Reputation: 1193
I want to log the number of rows in an RDD halfway between the start and end transformations. My code currently looks like this:
val transformation1 = firstTransformation(inputdata).cache // Is this cache recommended or can I remove it?
log("Transformation1 count: " + tranformation1.count)
val tranformation2 = secondTransformation(transformation1).cache
val finalX = transformation2.filter(row => row.contains("x"))
val finalY = tranformation2.filter(row => row.contains("y"))
My problem is that transformation1
is a huge RDD and takes up a lot of memory (it fits in memory but causes memory problems later on). However, I know that since I am performing 2 different operations on tranformation1 (.count()
and secondTransformation()
) it is normally recommended that it should be cached.
This type of scenario is probably very common, so what is the recommended way of dealing with it?
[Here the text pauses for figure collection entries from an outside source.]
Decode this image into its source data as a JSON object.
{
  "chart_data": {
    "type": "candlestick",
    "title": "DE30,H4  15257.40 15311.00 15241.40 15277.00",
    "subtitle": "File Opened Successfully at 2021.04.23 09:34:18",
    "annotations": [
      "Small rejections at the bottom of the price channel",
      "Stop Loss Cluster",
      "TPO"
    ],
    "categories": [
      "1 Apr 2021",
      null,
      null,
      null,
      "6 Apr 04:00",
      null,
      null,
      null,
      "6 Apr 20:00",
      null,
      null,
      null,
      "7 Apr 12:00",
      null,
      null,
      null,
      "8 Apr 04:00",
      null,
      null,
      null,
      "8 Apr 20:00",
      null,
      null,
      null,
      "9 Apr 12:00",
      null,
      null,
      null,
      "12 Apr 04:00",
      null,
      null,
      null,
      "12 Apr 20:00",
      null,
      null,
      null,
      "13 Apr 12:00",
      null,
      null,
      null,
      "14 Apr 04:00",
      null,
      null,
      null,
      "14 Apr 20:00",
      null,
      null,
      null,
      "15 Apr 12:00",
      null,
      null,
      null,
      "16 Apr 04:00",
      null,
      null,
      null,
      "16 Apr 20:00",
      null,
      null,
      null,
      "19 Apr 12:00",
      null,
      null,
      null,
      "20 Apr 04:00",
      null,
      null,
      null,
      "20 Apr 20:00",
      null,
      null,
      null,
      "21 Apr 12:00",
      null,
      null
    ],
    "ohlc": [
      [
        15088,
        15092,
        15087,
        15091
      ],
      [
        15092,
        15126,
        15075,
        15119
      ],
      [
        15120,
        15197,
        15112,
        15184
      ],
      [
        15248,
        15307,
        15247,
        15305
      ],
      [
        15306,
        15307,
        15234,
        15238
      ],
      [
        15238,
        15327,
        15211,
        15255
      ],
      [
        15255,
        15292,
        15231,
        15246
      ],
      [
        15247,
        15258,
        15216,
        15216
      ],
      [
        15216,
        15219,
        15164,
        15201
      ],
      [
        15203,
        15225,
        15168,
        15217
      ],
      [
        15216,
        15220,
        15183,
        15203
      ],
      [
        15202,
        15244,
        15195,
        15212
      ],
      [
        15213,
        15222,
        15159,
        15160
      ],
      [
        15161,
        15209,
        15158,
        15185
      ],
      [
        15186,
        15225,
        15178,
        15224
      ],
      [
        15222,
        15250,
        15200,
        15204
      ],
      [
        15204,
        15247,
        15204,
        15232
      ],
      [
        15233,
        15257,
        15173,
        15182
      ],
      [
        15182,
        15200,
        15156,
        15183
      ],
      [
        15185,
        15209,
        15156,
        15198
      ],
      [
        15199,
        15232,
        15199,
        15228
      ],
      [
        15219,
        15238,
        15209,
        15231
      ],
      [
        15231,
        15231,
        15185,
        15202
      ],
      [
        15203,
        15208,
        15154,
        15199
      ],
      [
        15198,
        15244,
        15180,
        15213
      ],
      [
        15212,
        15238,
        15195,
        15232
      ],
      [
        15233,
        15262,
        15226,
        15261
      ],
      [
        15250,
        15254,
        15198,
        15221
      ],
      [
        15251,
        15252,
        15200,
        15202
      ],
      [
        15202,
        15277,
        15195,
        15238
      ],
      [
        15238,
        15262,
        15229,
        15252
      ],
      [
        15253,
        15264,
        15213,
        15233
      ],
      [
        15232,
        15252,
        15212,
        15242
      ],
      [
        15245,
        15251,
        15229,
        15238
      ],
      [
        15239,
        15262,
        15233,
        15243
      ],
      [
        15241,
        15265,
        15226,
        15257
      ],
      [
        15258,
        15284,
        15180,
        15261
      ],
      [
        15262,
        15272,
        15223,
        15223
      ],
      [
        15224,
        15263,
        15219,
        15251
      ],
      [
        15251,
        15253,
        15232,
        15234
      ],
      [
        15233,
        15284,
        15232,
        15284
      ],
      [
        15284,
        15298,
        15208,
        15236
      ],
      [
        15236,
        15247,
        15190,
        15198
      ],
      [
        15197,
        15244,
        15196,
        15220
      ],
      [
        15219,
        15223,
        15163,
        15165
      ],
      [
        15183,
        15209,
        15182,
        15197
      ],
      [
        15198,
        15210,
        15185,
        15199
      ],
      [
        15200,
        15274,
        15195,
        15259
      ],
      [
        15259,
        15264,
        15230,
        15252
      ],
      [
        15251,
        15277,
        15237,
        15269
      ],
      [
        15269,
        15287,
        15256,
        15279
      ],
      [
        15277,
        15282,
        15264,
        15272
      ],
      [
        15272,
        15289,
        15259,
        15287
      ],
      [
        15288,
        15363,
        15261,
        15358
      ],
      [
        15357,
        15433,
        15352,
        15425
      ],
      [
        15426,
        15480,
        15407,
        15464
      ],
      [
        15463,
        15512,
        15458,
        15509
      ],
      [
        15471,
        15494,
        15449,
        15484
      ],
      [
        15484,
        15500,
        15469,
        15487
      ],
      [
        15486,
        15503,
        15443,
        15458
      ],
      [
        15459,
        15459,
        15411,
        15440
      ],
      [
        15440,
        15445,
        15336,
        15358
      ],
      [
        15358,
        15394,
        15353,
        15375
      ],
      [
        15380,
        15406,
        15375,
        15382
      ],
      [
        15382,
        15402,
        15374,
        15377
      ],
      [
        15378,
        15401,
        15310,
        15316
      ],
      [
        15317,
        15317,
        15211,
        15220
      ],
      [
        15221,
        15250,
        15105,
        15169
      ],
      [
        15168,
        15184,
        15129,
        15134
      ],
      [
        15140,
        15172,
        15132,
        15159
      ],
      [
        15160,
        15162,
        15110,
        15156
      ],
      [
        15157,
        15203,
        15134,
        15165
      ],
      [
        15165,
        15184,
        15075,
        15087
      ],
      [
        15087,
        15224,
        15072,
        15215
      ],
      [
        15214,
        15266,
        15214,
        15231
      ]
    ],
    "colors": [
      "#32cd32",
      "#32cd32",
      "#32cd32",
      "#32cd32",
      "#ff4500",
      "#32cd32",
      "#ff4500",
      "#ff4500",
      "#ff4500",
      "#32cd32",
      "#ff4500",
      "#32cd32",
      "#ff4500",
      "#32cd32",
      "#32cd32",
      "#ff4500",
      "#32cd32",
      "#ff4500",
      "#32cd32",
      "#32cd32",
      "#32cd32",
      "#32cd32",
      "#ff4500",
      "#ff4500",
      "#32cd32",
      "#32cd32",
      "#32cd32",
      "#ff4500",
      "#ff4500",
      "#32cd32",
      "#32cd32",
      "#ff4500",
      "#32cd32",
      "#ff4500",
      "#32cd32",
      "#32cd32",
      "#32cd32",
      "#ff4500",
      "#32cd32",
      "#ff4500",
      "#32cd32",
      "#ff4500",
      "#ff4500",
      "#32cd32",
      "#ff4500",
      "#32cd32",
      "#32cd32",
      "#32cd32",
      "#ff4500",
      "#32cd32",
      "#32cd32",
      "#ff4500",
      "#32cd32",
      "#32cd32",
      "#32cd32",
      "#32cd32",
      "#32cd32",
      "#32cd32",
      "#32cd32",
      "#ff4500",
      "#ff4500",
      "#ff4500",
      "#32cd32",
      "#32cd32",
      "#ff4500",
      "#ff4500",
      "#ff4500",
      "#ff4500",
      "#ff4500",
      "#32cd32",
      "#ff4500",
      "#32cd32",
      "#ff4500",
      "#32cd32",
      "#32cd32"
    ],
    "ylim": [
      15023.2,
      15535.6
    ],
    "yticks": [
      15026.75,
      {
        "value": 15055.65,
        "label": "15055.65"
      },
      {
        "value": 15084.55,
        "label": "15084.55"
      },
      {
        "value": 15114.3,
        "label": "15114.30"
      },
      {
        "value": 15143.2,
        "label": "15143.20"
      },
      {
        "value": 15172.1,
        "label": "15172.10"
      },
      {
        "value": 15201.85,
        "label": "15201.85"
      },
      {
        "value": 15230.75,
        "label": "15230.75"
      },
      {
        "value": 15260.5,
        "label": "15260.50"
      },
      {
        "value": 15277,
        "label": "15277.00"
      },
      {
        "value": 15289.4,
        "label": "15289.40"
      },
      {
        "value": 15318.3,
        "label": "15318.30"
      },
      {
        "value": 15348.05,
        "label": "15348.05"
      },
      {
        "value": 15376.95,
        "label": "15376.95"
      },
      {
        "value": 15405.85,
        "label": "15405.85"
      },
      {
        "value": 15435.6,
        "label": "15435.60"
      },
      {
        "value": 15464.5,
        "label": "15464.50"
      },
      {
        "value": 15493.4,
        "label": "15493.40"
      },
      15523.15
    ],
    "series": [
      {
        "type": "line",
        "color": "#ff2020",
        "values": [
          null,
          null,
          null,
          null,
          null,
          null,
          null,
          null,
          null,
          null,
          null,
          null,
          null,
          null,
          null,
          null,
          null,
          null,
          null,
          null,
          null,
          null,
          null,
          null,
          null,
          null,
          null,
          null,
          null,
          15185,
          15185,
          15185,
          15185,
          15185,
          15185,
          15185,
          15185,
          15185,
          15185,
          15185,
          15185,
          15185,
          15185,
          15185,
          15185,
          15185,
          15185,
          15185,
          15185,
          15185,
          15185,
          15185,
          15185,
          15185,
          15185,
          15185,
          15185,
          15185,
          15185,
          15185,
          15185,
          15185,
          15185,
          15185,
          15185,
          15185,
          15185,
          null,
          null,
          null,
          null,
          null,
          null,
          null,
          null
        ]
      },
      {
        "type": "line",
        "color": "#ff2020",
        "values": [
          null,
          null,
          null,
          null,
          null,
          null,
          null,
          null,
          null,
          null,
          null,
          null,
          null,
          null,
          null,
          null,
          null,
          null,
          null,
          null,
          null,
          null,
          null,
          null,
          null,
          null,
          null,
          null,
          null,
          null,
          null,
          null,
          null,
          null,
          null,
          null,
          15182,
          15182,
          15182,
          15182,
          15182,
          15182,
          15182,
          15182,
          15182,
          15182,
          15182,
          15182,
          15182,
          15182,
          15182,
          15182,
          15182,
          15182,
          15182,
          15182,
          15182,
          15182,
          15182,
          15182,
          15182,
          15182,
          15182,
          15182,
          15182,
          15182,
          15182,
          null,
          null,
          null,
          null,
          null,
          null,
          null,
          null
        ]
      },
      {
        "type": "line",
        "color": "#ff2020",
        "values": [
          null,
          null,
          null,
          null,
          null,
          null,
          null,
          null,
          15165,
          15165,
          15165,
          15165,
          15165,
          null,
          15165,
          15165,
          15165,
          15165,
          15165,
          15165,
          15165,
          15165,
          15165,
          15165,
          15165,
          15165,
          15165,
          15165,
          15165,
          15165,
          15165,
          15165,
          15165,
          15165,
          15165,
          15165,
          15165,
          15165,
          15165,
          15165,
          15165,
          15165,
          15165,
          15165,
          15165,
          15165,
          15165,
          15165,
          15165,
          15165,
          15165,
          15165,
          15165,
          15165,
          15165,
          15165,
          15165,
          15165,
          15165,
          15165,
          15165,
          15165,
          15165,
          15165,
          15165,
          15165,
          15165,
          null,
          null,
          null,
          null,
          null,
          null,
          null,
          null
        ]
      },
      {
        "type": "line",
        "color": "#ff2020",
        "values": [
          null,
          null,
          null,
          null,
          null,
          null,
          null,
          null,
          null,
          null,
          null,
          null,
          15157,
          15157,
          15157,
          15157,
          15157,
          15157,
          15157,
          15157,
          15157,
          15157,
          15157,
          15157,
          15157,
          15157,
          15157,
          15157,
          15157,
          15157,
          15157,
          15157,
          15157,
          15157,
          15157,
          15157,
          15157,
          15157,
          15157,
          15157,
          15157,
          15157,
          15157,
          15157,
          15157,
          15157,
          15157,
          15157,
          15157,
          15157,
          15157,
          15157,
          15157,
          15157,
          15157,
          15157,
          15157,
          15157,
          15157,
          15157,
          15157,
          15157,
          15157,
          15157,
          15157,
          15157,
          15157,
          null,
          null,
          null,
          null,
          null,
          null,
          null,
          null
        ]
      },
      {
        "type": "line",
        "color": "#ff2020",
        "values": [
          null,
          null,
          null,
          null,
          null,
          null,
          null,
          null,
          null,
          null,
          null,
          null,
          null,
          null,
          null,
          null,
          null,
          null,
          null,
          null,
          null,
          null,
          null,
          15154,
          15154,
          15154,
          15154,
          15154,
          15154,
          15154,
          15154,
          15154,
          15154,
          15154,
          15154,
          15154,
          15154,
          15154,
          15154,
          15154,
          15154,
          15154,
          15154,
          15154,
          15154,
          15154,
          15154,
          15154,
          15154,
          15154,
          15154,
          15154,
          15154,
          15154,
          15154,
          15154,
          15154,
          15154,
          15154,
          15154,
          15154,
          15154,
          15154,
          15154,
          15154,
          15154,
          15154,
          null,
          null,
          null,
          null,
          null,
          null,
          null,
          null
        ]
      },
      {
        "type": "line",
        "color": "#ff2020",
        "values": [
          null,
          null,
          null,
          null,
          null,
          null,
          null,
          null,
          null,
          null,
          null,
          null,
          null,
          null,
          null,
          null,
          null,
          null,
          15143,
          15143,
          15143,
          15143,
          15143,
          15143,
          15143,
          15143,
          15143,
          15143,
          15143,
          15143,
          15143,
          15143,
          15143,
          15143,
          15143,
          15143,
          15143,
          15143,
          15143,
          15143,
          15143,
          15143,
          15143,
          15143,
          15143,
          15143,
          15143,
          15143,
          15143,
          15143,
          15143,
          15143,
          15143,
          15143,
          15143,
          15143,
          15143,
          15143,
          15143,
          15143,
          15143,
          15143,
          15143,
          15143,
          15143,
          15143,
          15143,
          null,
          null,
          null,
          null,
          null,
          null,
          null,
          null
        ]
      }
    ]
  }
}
Should you always cache an RDD before an intermediate count, or can I remove the .cache()
on transformation1?
Upvotes: 0
Views: 559
Reputation: 3863
If you are having memory problems you should unpersist as soon as possible and you could also persist on disk.
val transformation1 = firstTransformation(inputdata).persist(StorageLevel.DISK_ONLY) // Is this cache recommended or can I remove it?
log("Transformation1 count: " + tranformation1.count)
val tranformation2 = secondTransformation(transformation1).persist(StorageLevel.DISK_ONLY)
val finalX = transformation2.filter(row => row.contains("x"))
val finalY = tranformation2.filter(row => row.contains("y"))
// All the actions are done
transformation1.unpersist()
transformation2.unpersist()
if you can use unpersist before the memory issues happened it would be better if you cache instead of persist on disk
Upvotes: 1